“My God, my God, why have you forsaken me?”
Many unbelievers have suggested that while crucifixion is certainly a horrific method of execution, Jesus’ death was no more terrible than the deaths of countless ordinary Roman criminals, or even that of the average cancer victim. They hold that we give undue significance to Christ’s Passion.
This verse more than any other shows us Christ’s agony as unique in its intensity. We only feel pain at someone’s absence if we love the person; and our pain increases in proportion with the depth of our love. No one will ever love as deeply as Jesus loved, and Jesus loves no one as much as He loves the Father. The suffering that Christ endured in His experience of the Father abandoning Him is most likely beyond what any of us are able even to begin to comprehend. Compared to this, all Christ’s bodily torments must have seemed almost negligible.
Christian martyrs throughout history have frequently met brutal deaths with a sense of peace and holy resignation which baffled those around them. St. Agnes was said to have gone to her execution more joyfully than most people go to their wedding; St. Thomas More told jokes on the scaffolding; and St. Maxamillian Kolbe led his fellow prisoners in hymns until they one by one died of starvation. Undoubtedly, these martyrs were strengthened and consoled by their faith in and love for God.

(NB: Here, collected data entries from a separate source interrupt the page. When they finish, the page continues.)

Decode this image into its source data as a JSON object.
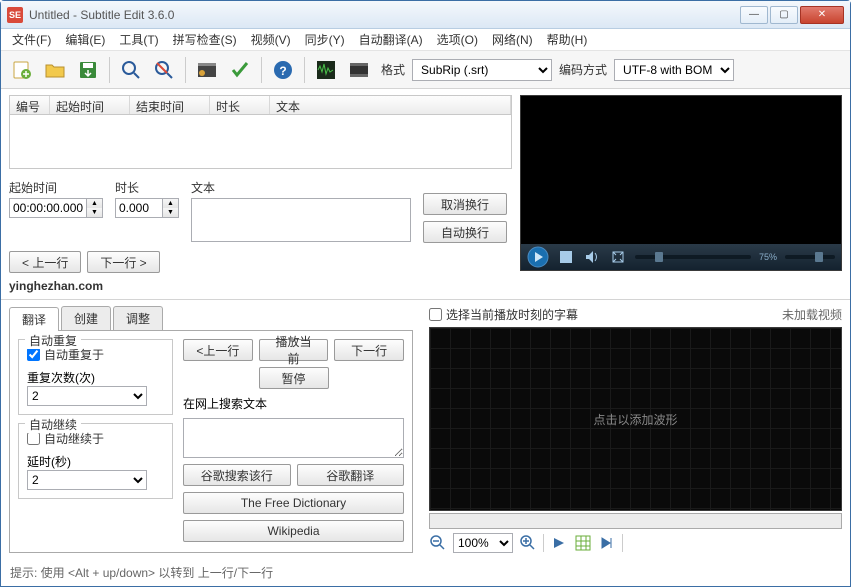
{
  "window": {
    "title": "Untitled - Subtitle Edit 3.6.0"
  },
  "menu": {
    "file": "文件(F)",
    "edit": "编辑(E)",
    "tools": "工具(T)",
    "spell": "拼写检查(S)",
    "video": "视频(V)",
    "sync": "同步(Y)",
    "autotrans": "自动翻译(A)",
    "options": "选项(O)",
    "network": "网络(N)",
    "help": "帮助(H)"
  },
  "toolbar": {
    "format_label": "格式",
    "format_value": "SubRip (.srt)",
    "encoding_label": "编码方式",
    "encoding_value": "UTF-8 with BOM"
  },
  "grid": {
    "col_num": "编号",
    "col_start": "起始时间",
    "col_end": "结束时间",
    "col_dur": "时长",
    "col_text": "文本"
  },
  "edit": {
    "start_label": "起始时间",
    "start_value": "00:00:00.000",
    "dur_label": "时长",
    "dur_value": "0.000",
    "text_label": "文本",
    "prev": "< 上一行",
    "next": "下一行 >",
    "cancel_wrap": "取消换行",
    "auto_wrap": "自动换行"
  },
  "watermark": "yinghezhan.com",
  "video": {
    "pct": "75%"
  },
  "tabs": {
    "translate": "翻译",
    "create": "创建",
    "adjust": "调整"
  },
  "translate": {
    "auto_repeat_group": "自动重复",
    "auto_repeat_chk": "自动重复于",
    "repeat_count_label": "重复次数(次)",
    "repeat_count_value": "2",
    "auto_continue_group": "自动继续",
    "auto_continue_chk": "自动继续于",
    "delay_label": "延时(秒)",
    "delay_value": "2",
    "prev": "<上一行",
    "play_current": "播放当前",
    "next": "下一行",
    "pause": "暂停",
    "search_label": "在网上搜索文本",
    "google_search": "谷歌搜索该行",
    "google_translate": "谷歌翻译",
    "free_dict": "The Free Dictionary",
    "wikipedia": "Wikipedia"
  },
  "waveform": {
    "select_chk": "选择当前播放时刻的字幕",
    "not_loaded": "未加载视频",
    "placeholder": "点击以添加波形"
  },
  "zoom": {
    "value": "100%"
  },
  "hint": "提示: 使用 <Alt + up/down> 以转到 上一行/下一行"
}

How paradoxical that Christ Himself—the source of the martyrs’ strength—was not granted similar consolation at the hour of His death! Yet perhaps this agony of agonies is what made His sacrifice complete. And in this, Christ, who now sits at the right hand of the Father, was actually fulfilling the Father’s will more perfectly than it had ever been fulfilled.
How does this apply to our lives today? I think for Christians of this century, and especially for us young Catholics, “my God, my God, why have you forsaken me?” has become sort of the antiphon for our own sufferings.
We live in an age where we see multitudes of once-vibrant religious orders dying, churches closing, and families simply falling apart. Secular humanism has become the dominant intellectual view even in numbers of Catholic universities. It seems sometimes that the “lights of the world” are dimming, or that “the salt of the earth” is losing its flavor.
The spiritual pallor of our world finds its way into our interior lives. Probably most of us have felt it difficult or even impossible to believe in God at one time or another. For all the moments when our faith has been a comfort to us, there have been times when we have had to fight bitterly against the tide to hold on to what looked like the last shards of it. It may take every ounce of tenaciousness in us to resist the easy dullness of a life without faith for the obscure and difficult beauty of the God whom we barely understand…
But there is hope. We always have hope, and we should never forget this. We have hope in even in the most wretched and profound darkness because Christ has already been there…and He has risen from the dead!